Sebaliknya  buku ini dipandang oleh
beberapa komentator lain hanya sebagai simbol paradigma ekspresi diri.


Pertama dengan cara yang sama, Slade (1954) sering dianggap
(telah) anti-teater tetapi sebenarnya banyak karya profesionalnya tentang
teater; ia melihat ketrampilan drama itu hanya sebagai tahap akhir dari
tahapan perkembangan anak dan dengan demikian (jika dituntut sebuah ketrampilan
anak untuk drama) paling tepat hanya untuk anak yang lebih tua.
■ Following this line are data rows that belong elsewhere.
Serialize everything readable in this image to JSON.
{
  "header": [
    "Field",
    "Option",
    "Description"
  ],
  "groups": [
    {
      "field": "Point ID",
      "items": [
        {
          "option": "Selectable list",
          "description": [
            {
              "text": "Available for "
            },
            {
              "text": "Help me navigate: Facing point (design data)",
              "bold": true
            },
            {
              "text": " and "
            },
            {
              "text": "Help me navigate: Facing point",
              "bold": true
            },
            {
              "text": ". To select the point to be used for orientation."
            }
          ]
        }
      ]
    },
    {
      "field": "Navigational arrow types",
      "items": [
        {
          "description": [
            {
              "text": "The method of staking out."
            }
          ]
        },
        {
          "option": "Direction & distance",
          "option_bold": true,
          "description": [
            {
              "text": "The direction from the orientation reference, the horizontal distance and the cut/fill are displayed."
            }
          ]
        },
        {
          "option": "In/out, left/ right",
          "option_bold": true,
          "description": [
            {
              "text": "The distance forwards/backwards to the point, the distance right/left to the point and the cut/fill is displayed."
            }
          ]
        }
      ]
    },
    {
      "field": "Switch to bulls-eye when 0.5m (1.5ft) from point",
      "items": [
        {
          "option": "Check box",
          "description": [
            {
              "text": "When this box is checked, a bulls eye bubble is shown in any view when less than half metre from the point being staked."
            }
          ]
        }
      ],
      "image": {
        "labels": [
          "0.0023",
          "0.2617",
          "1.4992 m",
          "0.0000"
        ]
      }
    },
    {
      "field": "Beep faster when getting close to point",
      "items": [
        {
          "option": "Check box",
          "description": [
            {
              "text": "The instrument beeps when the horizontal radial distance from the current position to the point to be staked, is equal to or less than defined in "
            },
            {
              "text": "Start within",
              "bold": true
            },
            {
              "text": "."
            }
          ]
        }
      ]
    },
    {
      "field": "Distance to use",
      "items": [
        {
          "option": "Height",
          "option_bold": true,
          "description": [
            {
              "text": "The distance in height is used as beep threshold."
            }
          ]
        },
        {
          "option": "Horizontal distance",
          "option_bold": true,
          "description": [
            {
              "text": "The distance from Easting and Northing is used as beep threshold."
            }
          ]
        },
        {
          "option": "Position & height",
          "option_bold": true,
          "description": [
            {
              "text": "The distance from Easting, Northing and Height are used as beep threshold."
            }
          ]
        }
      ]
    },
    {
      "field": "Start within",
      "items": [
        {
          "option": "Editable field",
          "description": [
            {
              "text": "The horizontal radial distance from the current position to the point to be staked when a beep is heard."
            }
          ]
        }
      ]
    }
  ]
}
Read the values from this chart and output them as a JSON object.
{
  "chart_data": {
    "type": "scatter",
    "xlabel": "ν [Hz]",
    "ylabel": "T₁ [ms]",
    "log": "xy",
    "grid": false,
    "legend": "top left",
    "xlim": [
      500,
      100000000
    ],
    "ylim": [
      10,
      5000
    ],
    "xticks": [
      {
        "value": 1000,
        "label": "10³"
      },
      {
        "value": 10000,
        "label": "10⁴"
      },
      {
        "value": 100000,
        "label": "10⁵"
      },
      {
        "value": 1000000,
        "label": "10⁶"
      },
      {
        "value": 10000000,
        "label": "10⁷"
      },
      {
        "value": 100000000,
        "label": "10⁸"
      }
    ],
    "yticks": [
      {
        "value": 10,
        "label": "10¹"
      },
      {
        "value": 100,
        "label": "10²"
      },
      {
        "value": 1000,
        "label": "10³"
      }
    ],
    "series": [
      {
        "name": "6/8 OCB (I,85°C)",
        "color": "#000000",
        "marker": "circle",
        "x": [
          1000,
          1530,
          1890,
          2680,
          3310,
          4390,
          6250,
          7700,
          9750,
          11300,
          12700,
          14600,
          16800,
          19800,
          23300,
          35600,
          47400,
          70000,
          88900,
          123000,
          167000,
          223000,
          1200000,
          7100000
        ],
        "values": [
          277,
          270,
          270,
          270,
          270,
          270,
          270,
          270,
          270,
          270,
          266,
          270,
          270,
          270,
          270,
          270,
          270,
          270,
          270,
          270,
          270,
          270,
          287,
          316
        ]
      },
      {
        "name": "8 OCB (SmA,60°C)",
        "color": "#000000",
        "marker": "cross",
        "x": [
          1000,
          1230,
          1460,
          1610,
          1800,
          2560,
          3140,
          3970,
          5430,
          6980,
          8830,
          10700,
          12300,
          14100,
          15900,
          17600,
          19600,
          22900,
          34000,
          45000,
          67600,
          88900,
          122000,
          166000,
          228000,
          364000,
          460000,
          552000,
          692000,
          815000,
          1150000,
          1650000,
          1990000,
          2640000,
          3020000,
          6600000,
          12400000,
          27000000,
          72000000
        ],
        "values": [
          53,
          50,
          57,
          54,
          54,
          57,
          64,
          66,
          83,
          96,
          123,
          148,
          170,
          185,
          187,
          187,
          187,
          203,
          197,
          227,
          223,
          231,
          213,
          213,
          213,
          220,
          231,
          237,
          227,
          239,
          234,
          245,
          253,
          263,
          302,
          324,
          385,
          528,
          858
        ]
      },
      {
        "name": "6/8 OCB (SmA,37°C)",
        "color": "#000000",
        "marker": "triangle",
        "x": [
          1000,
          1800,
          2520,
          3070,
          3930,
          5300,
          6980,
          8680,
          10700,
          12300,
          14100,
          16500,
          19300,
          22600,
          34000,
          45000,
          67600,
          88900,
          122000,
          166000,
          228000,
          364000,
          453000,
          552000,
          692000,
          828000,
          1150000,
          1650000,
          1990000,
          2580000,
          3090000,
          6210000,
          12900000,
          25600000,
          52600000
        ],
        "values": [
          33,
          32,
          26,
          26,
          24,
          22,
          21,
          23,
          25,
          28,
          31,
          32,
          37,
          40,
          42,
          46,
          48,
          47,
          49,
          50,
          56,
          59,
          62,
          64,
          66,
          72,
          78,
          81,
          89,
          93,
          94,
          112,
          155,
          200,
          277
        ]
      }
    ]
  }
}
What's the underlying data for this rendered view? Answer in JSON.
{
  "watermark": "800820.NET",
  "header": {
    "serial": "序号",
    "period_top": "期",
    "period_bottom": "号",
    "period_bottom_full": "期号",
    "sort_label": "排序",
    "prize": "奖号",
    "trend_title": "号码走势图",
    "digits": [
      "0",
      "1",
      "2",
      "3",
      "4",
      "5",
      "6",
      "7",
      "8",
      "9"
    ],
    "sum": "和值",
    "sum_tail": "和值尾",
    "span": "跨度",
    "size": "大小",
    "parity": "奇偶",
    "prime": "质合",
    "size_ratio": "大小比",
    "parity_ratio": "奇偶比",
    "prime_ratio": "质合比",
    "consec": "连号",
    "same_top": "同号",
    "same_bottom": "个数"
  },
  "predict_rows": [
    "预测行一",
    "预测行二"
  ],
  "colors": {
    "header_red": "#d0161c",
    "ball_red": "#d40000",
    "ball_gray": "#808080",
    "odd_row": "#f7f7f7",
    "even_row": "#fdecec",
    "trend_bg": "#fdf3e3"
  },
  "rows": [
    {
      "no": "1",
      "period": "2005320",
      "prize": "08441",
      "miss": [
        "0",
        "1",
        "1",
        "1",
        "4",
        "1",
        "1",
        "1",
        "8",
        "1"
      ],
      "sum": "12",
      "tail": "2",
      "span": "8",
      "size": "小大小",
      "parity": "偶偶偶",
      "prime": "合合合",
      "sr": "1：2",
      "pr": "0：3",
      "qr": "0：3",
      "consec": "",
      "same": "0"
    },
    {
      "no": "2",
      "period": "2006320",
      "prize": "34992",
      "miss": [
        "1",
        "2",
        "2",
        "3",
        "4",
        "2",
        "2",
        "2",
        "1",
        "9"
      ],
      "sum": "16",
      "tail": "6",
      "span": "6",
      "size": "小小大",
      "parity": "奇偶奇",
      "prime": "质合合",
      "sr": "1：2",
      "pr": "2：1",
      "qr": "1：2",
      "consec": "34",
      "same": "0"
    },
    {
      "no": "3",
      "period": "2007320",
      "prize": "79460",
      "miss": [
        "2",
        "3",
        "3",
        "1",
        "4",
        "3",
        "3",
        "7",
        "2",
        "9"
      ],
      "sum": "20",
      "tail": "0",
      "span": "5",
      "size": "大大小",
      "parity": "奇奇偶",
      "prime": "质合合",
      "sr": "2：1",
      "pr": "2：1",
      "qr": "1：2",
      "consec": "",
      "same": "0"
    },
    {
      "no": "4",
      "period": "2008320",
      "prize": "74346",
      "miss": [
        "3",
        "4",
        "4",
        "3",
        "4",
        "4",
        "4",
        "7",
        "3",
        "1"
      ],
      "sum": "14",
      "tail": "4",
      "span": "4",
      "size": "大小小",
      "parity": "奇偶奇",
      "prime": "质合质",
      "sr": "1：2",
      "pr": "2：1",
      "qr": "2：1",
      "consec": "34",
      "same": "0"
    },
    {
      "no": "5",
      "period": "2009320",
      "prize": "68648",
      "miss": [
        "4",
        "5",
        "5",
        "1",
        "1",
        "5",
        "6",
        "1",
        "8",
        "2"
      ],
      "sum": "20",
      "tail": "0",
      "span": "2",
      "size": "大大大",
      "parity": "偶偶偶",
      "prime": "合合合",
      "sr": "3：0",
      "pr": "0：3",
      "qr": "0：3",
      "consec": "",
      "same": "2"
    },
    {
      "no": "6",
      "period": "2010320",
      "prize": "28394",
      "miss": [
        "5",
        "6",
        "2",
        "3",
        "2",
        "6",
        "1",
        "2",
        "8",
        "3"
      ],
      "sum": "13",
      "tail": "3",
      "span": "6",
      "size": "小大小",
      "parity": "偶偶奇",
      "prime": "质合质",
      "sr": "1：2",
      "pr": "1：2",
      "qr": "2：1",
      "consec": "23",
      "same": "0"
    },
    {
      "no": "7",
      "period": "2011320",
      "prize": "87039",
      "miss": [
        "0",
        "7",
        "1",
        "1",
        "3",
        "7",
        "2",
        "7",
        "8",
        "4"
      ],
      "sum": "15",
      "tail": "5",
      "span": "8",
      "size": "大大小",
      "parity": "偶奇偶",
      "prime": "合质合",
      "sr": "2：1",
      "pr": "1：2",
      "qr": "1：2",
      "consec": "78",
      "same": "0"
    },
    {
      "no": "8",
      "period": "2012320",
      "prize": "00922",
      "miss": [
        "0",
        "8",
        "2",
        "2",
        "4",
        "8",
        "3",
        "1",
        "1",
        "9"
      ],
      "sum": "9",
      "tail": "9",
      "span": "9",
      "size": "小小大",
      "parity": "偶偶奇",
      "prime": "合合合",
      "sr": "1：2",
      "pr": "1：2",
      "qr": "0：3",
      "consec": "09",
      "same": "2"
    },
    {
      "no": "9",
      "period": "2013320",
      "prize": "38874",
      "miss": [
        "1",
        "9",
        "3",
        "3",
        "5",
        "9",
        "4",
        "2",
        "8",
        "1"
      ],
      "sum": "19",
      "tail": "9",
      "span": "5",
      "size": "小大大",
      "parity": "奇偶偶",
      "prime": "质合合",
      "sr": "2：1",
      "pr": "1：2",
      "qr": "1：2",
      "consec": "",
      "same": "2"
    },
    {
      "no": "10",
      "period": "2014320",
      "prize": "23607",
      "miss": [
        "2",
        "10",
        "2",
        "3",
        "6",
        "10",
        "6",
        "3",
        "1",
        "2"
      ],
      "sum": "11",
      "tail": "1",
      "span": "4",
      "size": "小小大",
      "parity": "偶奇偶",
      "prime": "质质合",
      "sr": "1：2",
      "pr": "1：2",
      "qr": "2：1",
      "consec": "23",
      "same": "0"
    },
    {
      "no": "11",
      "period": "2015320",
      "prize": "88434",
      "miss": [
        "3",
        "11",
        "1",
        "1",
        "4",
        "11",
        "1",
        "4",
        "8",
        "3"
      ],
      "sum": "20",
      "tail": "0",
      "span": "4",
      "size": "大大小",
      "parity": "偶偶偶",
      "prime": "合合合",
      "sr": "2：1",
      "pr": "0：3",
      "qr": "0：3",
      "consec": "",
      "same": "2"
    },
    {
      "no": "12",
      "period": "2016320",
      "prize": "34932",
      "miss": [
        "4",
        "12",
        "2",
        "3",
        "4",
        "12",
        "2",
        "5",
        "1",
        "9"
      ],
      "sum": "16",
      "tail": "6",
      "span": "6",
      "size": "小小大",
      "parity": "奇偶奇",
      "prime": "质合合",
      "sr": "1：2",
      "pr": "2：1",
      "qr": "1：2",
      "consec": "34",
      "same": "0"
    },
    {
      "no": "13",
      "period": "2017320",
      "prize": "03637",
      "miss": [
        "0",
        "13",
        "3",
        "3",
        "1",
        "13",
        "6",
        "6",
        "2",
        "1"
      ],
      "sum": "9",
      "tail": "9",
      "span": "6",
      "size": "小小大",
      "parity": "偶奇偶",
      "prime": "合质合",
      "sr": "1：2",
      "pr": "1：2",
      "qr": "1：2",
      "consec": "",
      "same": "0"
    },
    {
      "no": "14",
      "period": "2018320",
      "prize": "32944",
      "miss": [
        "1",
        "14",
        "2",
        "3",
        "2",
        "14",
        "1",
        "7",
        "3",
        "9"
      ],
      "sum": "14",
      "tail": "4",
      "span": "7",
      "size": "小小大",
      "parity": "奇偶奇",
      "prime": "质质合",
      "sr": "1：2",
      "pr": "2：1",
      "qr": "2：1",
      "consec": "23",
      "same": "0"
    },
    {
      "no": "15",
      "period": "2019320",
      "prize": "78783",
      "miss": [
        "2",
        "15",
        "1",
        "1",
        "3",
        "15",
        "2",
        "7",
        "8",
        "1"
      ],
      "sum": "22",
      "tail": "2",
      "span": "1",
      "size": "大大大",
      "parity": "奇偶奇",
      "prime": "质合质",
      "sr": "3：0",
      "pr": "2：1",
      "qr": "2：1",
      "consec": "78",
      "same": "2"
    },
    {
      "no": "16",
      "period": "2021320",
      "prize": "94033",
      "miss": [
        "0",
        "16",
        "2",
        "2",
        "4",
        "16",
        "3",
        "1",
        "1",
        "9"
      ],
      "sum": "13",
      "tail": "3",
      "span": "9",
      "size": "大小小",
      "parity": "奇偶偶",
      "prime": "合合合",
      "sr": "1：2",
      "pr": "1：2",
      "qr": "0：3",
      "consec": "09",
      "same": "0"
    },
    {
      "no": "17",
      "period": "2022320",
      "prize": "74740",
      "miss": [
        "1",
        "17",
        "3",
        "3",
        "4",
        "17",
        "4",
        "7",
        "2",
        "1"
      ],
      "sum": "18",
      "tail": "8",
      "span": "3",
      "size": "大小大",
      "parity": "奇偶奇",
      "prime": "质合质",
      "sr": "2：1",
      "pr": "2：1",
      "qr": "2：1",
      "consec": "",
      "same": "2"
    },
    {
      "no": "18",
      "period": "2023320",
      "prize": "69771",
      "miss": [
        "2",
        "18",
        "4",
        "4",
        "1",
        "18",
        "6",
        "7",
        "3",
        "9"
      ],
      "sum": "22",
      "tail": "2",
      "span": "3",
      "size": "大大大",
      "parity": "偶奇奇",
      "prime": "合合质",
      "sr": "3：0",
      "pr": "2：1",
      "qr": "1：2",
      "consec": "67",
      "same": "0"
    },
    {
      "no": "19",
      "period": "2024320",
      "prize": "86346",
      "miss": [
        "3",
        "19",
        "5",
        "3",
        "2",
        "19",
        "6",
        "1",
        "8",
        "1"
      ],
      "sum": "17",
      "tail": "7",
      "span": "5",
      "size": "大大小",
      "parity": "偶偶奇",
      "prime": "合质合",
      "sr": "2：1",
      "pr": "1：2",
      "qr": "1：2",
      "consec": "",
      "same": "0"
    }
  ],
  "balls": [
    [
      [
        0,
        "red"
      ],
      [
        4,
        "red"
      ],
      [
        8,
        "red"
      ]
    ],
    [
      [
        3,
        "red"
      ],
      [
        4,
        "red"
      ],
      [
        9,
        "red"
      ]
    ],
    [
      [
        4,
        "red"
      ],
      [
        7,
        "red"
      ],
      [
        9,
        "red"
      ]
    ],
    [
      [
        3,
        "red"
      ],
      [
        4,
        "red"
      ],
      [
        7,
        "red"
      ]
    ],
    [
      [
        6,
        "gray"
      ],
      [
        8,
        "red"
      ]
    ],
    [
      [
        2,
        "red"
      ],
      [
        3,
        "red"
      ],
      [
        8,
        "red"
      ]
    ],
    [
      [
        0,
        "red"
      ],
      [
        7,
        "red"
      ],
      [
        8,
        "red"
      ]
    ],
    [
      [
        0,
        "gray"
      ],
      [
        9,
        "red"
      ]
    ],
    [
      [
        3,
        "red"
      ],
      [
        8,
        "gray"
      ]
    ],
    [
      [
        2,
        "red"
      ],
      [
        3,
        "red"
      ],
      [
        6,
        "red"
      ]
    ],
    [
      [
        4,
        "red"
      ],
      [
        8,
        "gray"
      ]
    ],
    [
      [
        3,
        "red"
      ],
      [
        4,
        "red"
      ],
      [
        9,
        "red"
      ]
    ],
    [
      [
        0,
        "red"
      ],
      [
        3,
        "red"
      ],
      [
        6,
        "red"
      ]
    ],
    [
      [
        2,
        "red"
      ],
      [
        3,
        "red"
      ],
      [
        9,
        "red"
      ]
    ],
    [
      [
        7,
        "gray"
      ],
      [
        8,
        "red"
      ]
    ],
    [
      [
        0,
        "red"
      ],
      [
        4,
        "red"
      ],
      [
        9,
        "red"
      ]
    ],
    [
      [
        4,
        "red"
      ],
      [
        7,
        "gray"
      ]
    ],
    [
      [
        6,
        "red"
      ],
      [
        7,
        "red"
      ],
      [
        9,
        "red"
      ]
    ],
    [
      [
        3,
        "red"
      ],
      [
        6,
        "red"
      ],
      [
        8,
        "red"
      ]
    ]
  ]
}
Kedua Slade dan Read merekomendasikan agar peran guru dikurangi
untuk kelas yang lebih rendah (anak-anak maksudnya). Read berpikir bahwa
tantangan utama bagi guru adalah untuk melestarikan intensitas asli dari reaksi
anak dan kualitas pengalaman sensualnya – untuk warna (color), permukaan
(tekstur), bentuk (form) dan irama (rhitym): ‘pemaksaan kehendak guru agar
dihindari dan ‘benar’ bahwa guru hanya dapat berdiri di atas mereka dalam hal
sebagai  pelindung-pengagum mereka
‘(Read, 1956: 209). Catatan: Coba bandingkan dengan pembelajaran seni
berdasarkan tematik (kurikulum 13) di Indonesia. Jika dilaksanakan apakah
ini  bukan pemaksaan oleh guru yang
dikendalikan oleh pemerintah berdasarkan tema tertentu, kalau tidak bagaimana
caranya?

Slade (1954: 131) juga melihat guru sebagai pemandu yang
dihormati, namun lembut, dan menghindari ‘kerewelan, tidak perlu banyak saran’.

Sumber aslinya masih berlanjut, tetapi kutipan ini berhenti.